The smell of his skin, the scent of his shaving cream, spicy and familiar, enveloped Tess. She pressed a kiss between his shoulder blades.
“Helping Luke make up his bed.”
Tom frowned at his reflection. “You think after ten years in the Marines, the boy can make his own bed?”
She smiled at his grumpy tone. “I don’t mind. It’s nice to have some time with him alone.”
“You work too hard,” Tom said. “He takes advantage of you.”
Tess knew her man. She’d loved him for almost forty years, since he was a cocky Leatherneck on leave in Chicago, sauntering into her family’s restaurant in Little Italy, trying to pick her up before she could write down his order.
“You’re not upset about the bed,” she said.
Tom didn’t answer. He didn’t talk about his feelings. He never had.
She twisted around him, keeping her arms loosely linked around his waist, until they were front to front. “It’ll be all right,” she said softly. “Luke needs us. Taylor needs us. She’s our granddaughter.”
Tom grunted. “What happened to her mother? You get that out of Luke while you were making his bed?”
“Dawn’s lawyer told Luke it was some kind of brain bleed from a congenital condition. No prior symptoms, no warning.” Tess shivered. “It was all very sudden and horrible.”
Tom stroked her back, instinctively giving comfort. “Christ. Was Taylor with her?”
“No, Dawn was at work when it happened. Apparently she was a receptionist at the law office. The lawyer said they got her to the hospital right away, but it was already too late.”
They stood a moment in silence.
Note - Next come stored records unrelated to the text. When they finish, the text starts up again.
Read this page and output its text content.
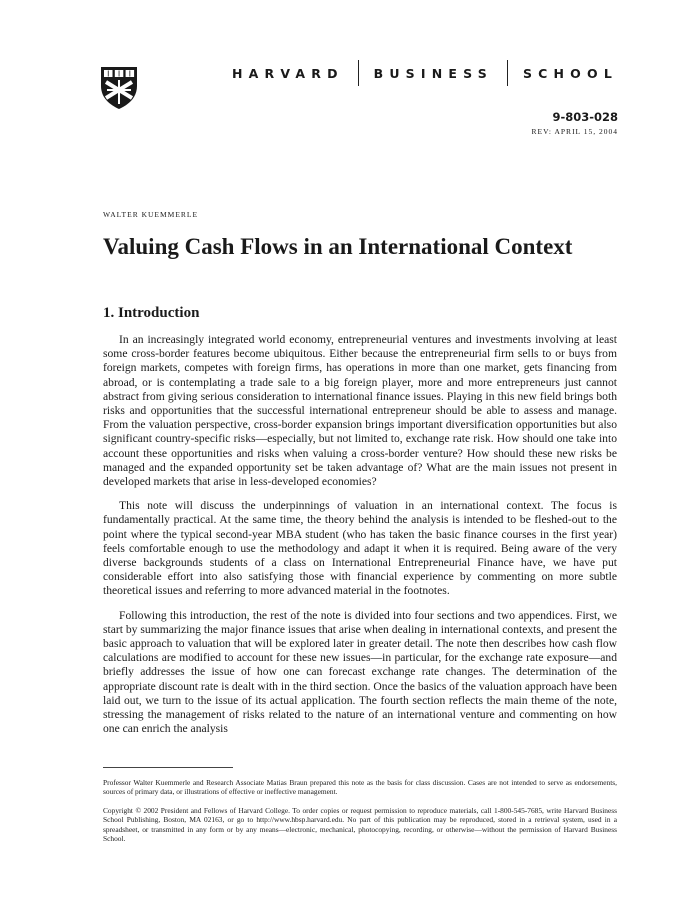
HARVARD BUSINESS SCHOOL
9-803-028
REV: APRIL 15, 2004
WALTER KUEMMERLE
Valuing Cash Flows in an International Context
1. Introduction

In an increasingly integrated world economy, entrepreneurial ventures and investments involving at least some cross-border features become ubiquitous. Either because the entrepreneurial firm sells to or buys from foreign markets, competes with foreign firms, has operations in more than one market, gets financing from abroad, or is contemplating a trade sale to a big foreign player, more and more entrepreneurs just cannot abstract from giving serious consideration to international finance issues. Playing in this new field brings both risks and opportunities that the successful international entrepreneur should be able to assess and manage. From the valuation perspective, cross-border expansion brings important diversification opportunities but also significant country-specific risks—especially, but not limited to, exchange rate risk. How should one take into account these opportunities and risks when valuing a cross-border venture? How should these new risks be managed and the expanded opportunity set be taken advantage of? What are the main issues not present in developed markets that arise in less-developed economies?

This note will discuss the underpinnings of valuation in an international context. The focus is fundamentally practical. At the same time, the theory behind the analysis is intended to be fleshed-out to the point where the typical second-year MBA student (who has taken the basic finance courses in the first year) feels comfortable enough to use the methodology and adapt it when it is required. Being aware of the very diverse backgrounds students of a class on International Entrepreneurial Finance have, we have put considerable effort into also satisfying those with financial experience by commenting on more subtle theoretical issues and referring to more advanced material in the footnotes.

Following this introduction, the rest of the note is divided into four sections and two appendices. First, we start by summarizing the major finance issues that arise when dealing in international contexts, and present the basic approach to valuation that will be explored later in greater detail. The note then describes how cash flow calculations are modified to account for these new issues—in particular, for the exchange rate exposure—and briefly addresses the issue of how one can forecast exchange rate changes. The determination of the appropriate discount rate is dealt with in the third section. Once the basics of the valuation approach have been laid out, we turn to the issue of its actual application. The fourth section reflects the main theme of the note, stressing the management of risks related to the nature of an international venture and commenting on how one can enrich the analysis

Professor Walter Kuemmerle and Research Associate Matias Braun prepared this note as the basis for class discussion. Cases are not intended to serve as endorsements, sources of primary data, or illustrations of effective or ineffective management.

Copyright © 2002 President and Fellows of Harvard College. To order copies or request permission to reproduce materials, call 1-800-545-7685, write Harvard Business School Publishing, Boston, MA 02163, or go to http://www.hbsp.harvard.edu. No part of this publication may be reproduced, stored in a retrieval system, used in a spreadsheet, or transmitted in any form or by any means—electronic, mechanical, photocopying, recording, or otherwise—without the permission of Harvard Business School.
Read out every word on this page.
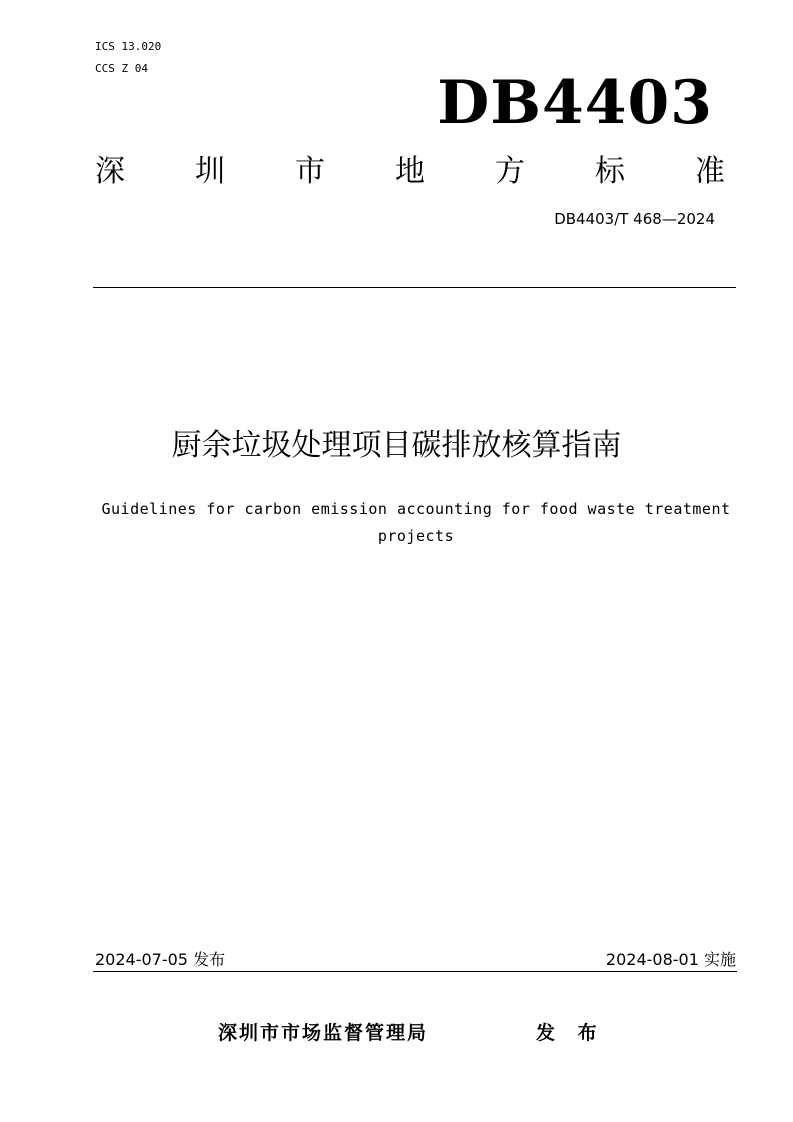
ICS 13.020
CCS Z 04	DB4403
深 圳 市 地 方 标 准
DB4403/T 468—2024
厨余垃圾处理项目碳排放核算指南
Guidelines for carbon emission accounting for food waste treatment projects
2024-07-05 发布	2024-08-01 实施
深圳市市场监督管理局	发 布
What if it had been her daughter, her baby, struck down like that in the prime of life? Tess wondered. She couldn’t stand it.
“How’s Luke?” Tom asked.
He had always counted on her to keep up with the details of their children’s lives, to tell him as much—or as little—as he needed to know.
“He doesn’t say.” And in that, Tess thought, their younger son was very like his father. “But you can see he’s affected by her dying like that. He’s not heartbroken, he was over Dawn a long time ago, but he still feels it. And now this business with Taylor . . . It’s just so much for him to deal with right now, in the middle of a deployment. Did you see how thin he is?”
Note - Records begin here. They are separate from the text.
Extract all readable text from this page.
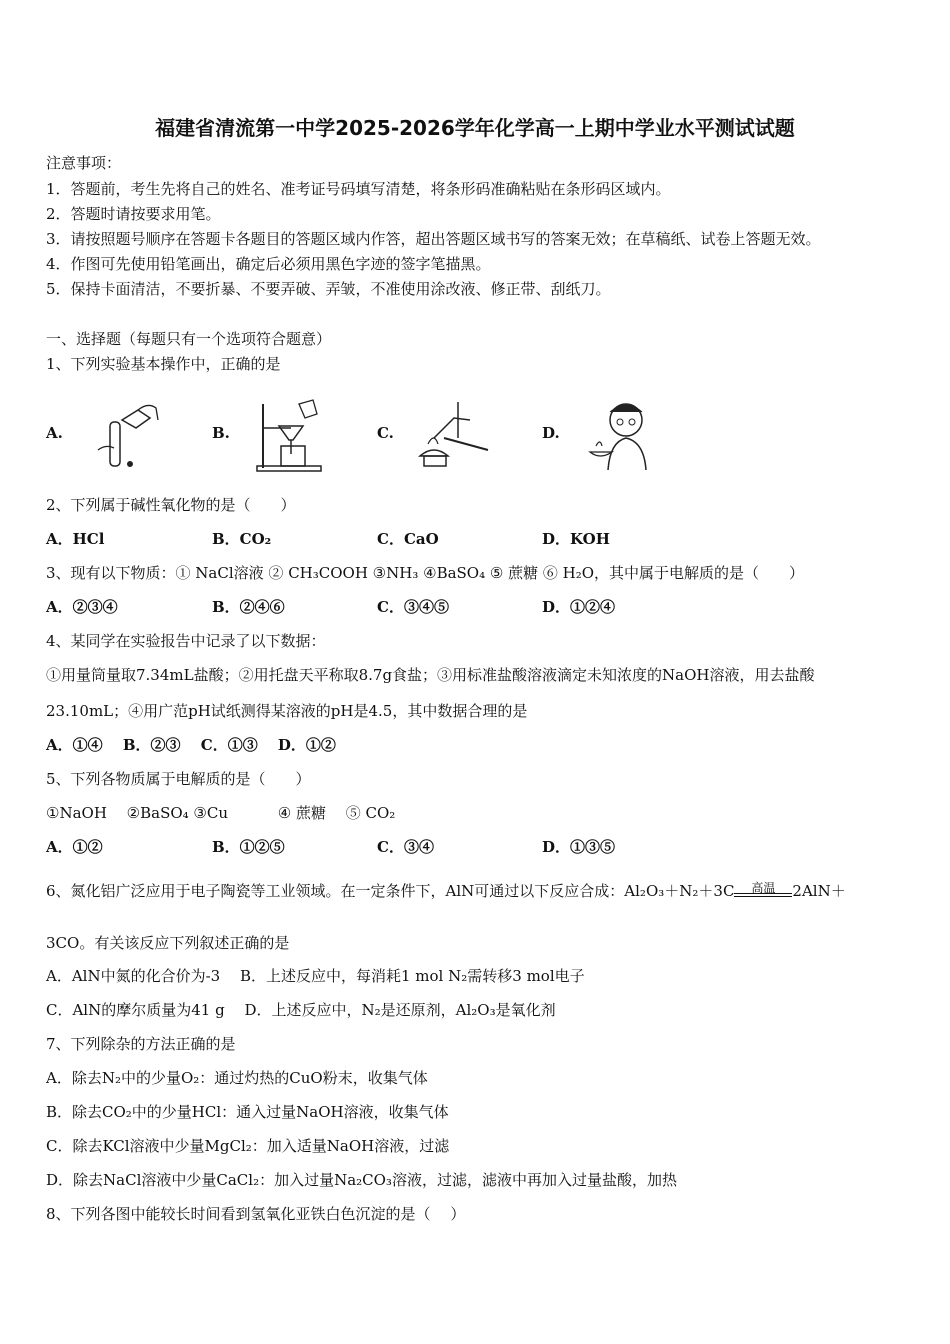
福建省清流第一中学2025-2026学年化学高一上期中学业水平测试试题
注意事项：
1．答题前，考生先将自己的姓名、准考证号码填写清楚，将条形码准确粘贴在条形码区域内。
2．答题时请按要求用笔。
3．请按照题号顺序在答题卡各题目的答题区域内作答，超出答题区域书写的答案无效；在草稿纸、试卷上答题无效。
4．作图可先使用铅笔画出，确定后必须用黑色字迹的签字笔描黑。
5．保持卡面清洁，不要折暴、不要弄破、弄皱，不准使用涂改液、修正带、刮纸刀。
一、选择题（每题只有一个选项符合题意）
1、下列实验基本操作中，正确的是
A.	B.	C.	D.
2、下列属于碱性氧化物的是（　　）
A．HCl	B．CO₂	C．CaO	D．KOH
3、现有以下物质：① NaCl溶液 ② CH₃COOH ③NH₃ ④BaSO₄ ⑤ 蔗糖 ⑥ H₂O，其中属于电解质的是（　　）
A．②③④	B．②④⑥	C．③④⑤	D．①②④
4、某同学在实验报告中记录了以下数据：
①用量筒量取7.34mL盐酸；②用托盘天平称取8.7g食盐；③用标准盐酸溶液滴定未知浓度的NaOH溶液，用去盐酸
23.10mL；④用广范pH试纸测得某溶液的pH是4.5，其中数据合理的是
A．①④　 B．②③　 C．①③　 D．①②
5、下列各物质属于电解质的是（　　）
①NaOH　 ②BaSO₄ ③Cu　　　 ④ 蔗糖　 ⑤ CO₂
A．①②	B．①②⑤	C．③④	D．①③⑤
6、氮化铝广泛应用于电子陶瓷等工业领域。在一定条件下，AlN可通过以下反应合成：Al₂O₃＋N₂＋3C	高温	2AlN＋
3CO。有关该反应下列叙述正确的是
A．AlN中氮的化合价为-3　 B．上述反应中，每消耗1 mol N₂需转移3 mol电子
C．AlN的摩尔质量为41 g　 D．上述反应中，N₂是还原剂，Al₂O₃是氧化剂
7、下列除杂的方法正确的是
A．除去N₂中的少量O₂：通过灼热的CuO粉末，收集气体
B．除去CO₂中的少量HCl：通入过量NaOH溶液，收集气体
C．除去KCl溶液中少量MgCl₂：加入适量NaOH溶液，过滤
D．除去NaCl溶液中少量CaCl₂：加入过量Na₂CO₃溶液，过滤，滤液中再加入过量盐酸，加热
8、下列各图中能较长时间看到氢氧化亚铁白色沉淀的是（　 ）
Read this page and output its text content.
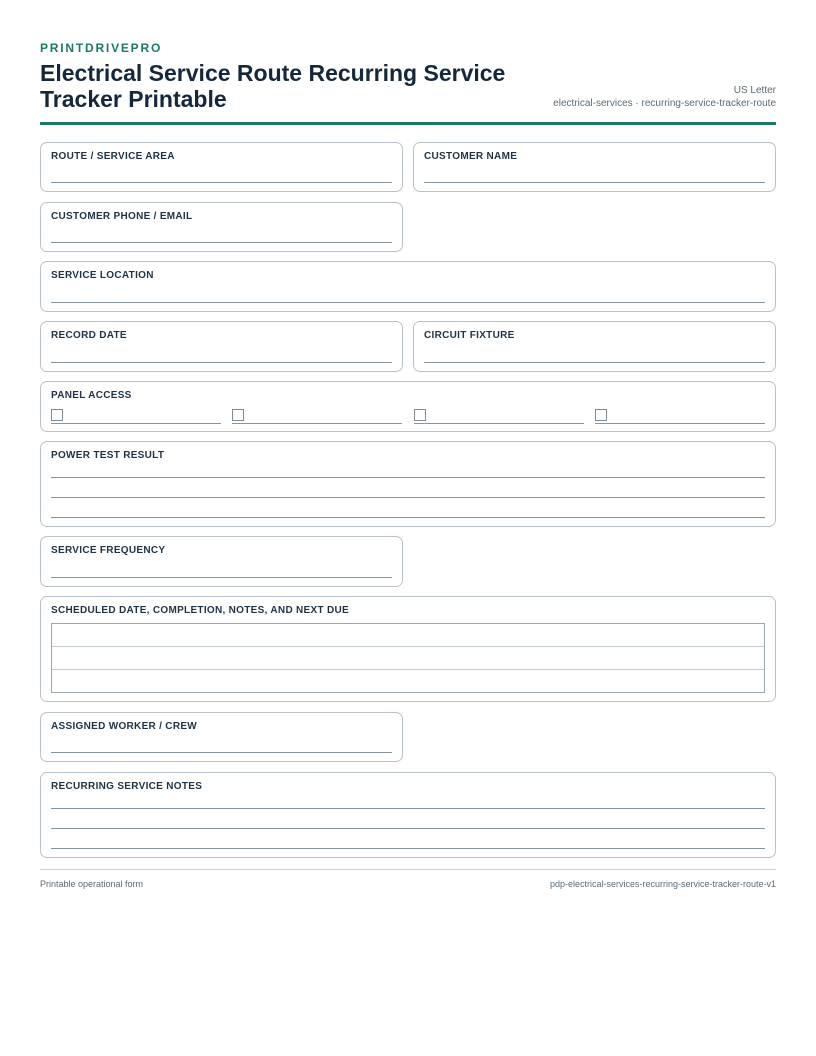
PRINTDRIVEPRO
Electrical Service Route Recurring Service Tracker Printable	US Letter
electrical-services · recurring-service-tracker-route
ROUTE / SERVICE AREA	CUSTOMER NAME
CUSTOMER PHONE / EMAIL
SERVICE LOCATION
RECORD DATE	CIRCUIT FIXTURE
PANEL ACCESS
POWER TEST RESULT
SERVICE FREQUENCY
SCHEDULED DATE, COMPLETION, NOTES, AND NEXT DUE
ASSIGNED WORKER / CREW
RECURRING SERVICE NOTES
Printable operational form	pdp-electrical-services-recurring-service-tracker-route-v1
“He’ll be all right as soon as he gets back to his squadron.”
She bit her lip. “It’s still a distraction.”
“Not as much as you think.” He rubbed her neck, his strong hand reaching under her hair. “Men compartmentalize better than women.”
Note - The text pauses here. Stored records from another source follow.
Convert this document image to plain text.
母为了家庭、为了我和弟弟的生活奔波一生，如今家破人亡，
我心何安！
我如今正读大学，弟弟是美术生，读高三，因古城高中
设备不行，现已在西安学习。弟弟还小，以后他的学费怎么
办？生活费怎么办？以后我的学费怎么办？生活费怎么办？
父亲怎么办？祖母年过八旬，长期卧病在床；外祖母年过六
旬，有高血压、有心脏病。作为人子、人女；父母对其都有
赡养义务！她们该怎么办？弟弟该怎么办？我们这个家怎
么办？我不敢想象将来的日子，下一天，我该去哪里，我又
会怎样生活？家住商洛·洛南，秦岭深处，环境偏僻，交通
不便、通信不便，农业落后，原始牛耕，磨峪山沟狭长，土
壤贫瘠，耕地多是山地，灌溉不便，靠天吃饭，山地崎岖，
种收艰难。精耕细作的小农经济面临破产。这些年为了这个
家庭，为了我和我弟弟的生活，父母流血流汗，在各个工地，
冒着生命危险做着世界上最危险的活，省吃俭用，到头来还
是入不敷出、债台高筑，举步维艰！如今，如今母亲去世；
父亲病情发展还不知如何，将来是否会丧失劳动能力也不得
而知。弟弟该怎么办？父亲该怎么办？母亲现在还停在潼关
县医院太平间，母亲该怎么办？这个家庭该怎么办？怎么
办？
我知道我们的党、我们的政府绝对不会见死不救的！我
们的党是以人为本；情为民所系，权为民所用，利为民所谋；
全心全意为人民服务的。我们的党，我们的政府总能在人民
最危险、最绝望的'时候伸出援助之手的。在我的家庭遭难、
They were still pressed together, front to front.
Tess grinned suddenly, realizing her husband’s focus had shifted. “Is that what you call this? Compartmentalizing?”
His fingers found the knot at the base of her skull. “That’s one word for it.”
She sighed in pleasure, letting her head drop forward as he kneaded the ache away. “I just worry about them, Tom, no matter how old they are. Matt’s not happy, and Meg’s living with that man who’s never going to marry her, and now Luke—”
“You can’t live their lives for them, honey.”
“I’d do a better job,” she mumbled.
His laugh rumbled in his chest. “You did a good job already. It’s their turn now.”
“But I want them to have what we have.”
“I’d be happy if they’d just stop dumping what they have on you.”
She raised her head. “Tom!”
“We’re not getting any younger, Tess. It would be nice to have the house to ourselves before we’re too old to enjoy it.”
“Mm. You, me, and an inn full of guests. Very romantic.” She settled her weight more firmly against him, enjoying the feel of him hot and potent against her stomach.
He patted her butt affectionately. “You don’t want me going soft in my old age, now, do you?”
She laughed at him. “I can feel just how soft you are.”
He smiled down at her, the old gleam in his eyes, the one that still made her breath come faster after all these years. “Why don’t you come to bed and I’ll show you?”